VistaHop: Benchmarking Multi-hop Visual Reasoning for Visual DeepSearch

2026-06-02Computer Vision and Pattern Recognition

Computer Vision and Pattern RecognitionArtificial IntelligenceComputation and Language
AI summary

The authors point out that current AI models struggle with complex tasks that require looking carefully across different parts of an image and connecting multiple clues to answer questions. To test these abilities better, they created VistaHop, a new set of images and question tasks that need multi-step reasoning and checking visual details repeatedly. They also made VistaArena, a testing environment that helps models use different tools like image cropping and searching while answering. Their experiments show that even the best models perform poorly on these tasks, revealing ongoing challenges in careful visual understanding and reasoning. This work highlights the need for better tests and training to improve AI's deep image reasoning skills.
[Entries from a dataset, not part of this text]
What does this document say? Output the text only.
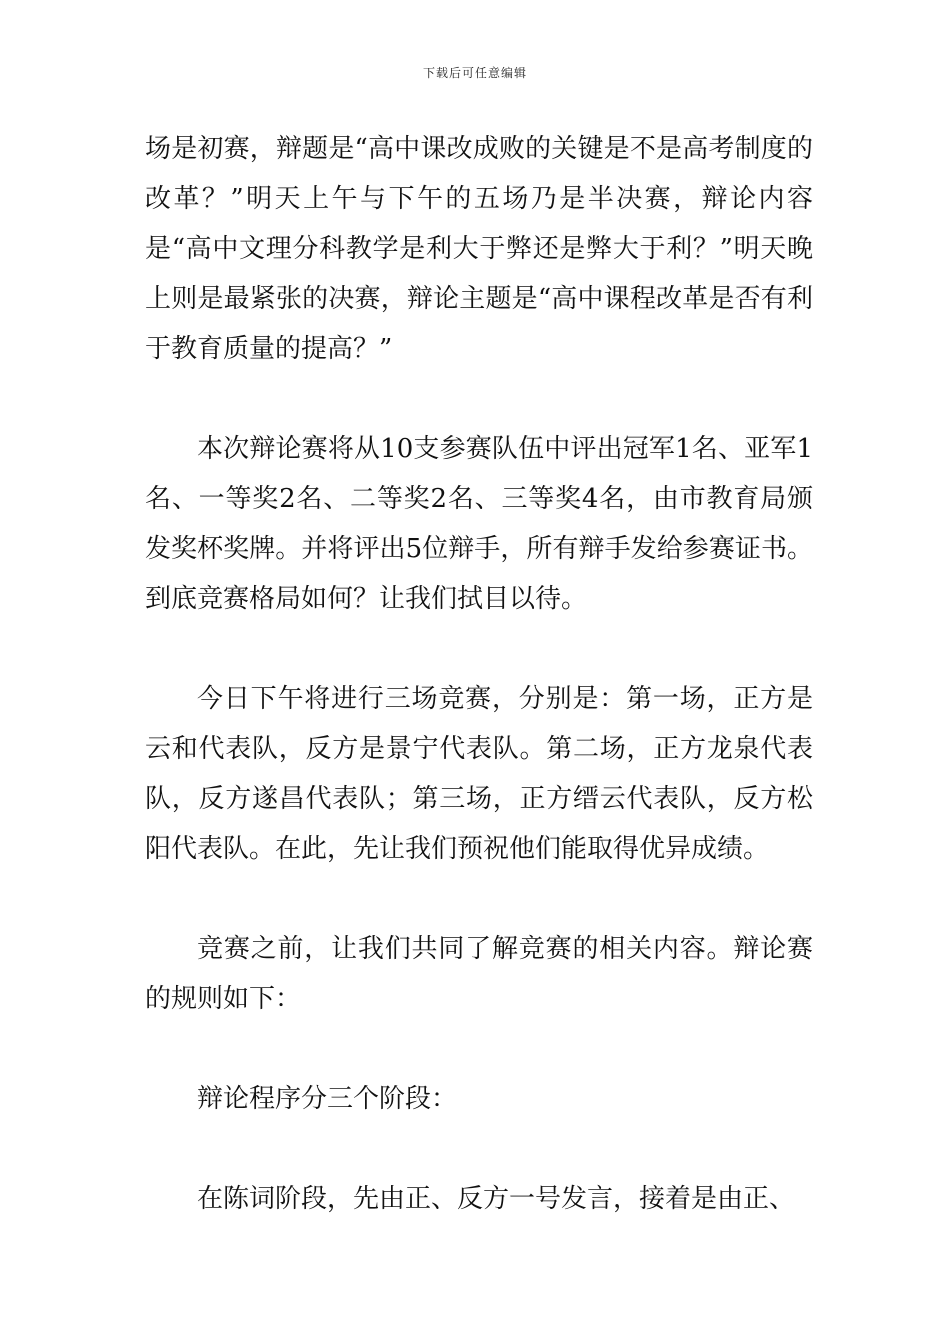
下载后可任意编辑

场是初赛，辩题是“高中课改成败的关键是不是高考制度的改革？”明天上午与下午的五场乃是半决赛，辩论内容是“高中文理分科教学是利大于弊还是弊大于利？”明天晚上则是最紧张的决赛，辩论主题是“高中课程改革是否有利于教育质量的提高？”

本次辩论赛将从10支参赛队伍中评出冠军1名、亚军1名、一等奖2名、二等奖2名、三等奖4名，由市教育局颁发奖杯奖牌。并将评出5位辩手，所有辩手发给参赛证书。到底竞赛格局如何？让我们拭目以待。

今日下午将进行三场竞赛，分别是：第一场，正方是云和代表队，反方是景宁代表队。第二场，正方龙泉代表队，反方遂昌代表队；第三场，正方缙云代表队，反方松阳代表队。在此，先让我们预祝他们能取得优异成绩。

竞赛之前，让我们共同了解竞赛的相关内容。辩论赛的规则如下：

辩论程序分三个阶段：

在陈词阶段，先由正、反方一号发言，接着是由正、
Visual DeepSearchMultimodal Large Reasoning Model (MLRM)Multi-hop Visual ReasoningVisual AnchorsIterative Image InspectionEvidence IntegrationBenchmark DatasetVistaHopVistaArenaPass@1
Authors
Hang He, Chuhuai Yue, Chengqi Dong, Chengcheng Wan, Ting Su, Haiying Sun, Jiajun Chai, Xiaohan Wang, Guojun Yin
Abstract
Visual DeepSearch requires multimodal large reasoning model (MLRM) agents to answer complex visual queries by repeatedly inspecting image regions, grounding intermediate reasoning in visual evidence, and connecting fine-grained clues across long reasoning chains. However, existing benchmarks mainly focus on single-step visual understanding or static image-question answering, offering limited evaluation of iterative image inspection, visual-anchor grounding, and multi-hop evidence integration. In this work, we introduce VistaHop, a benchmark for evaluating vision-centric search and multi-hop visual reasoning in Visual DeepSearch. VistaHop contains 300 high-resolution images, 25 visual search scenarios, and 350 multi-hop QA tasks that require models to follow evidence chains from visual anchors or fuse information across multiple image-grounded reasoning paths. We further develop VistaArena, a unified evaluation environment that supports tool-augmented reasoning with text search, image search, image cropping, and evidence-based answer validation. Experiments on seven representative MLRMs show that current models remain far from solving VistaHop: the best model, SenseNova-MARS-32B, achieves only 24.31% Pass@1. These results reveal persistent limitations in visual grounding, evidence revisiting, long-chain reasoning, and multi-anchor information fusion, highlighting the need for stronger benchmarks and training methods for Visual DeepSearch.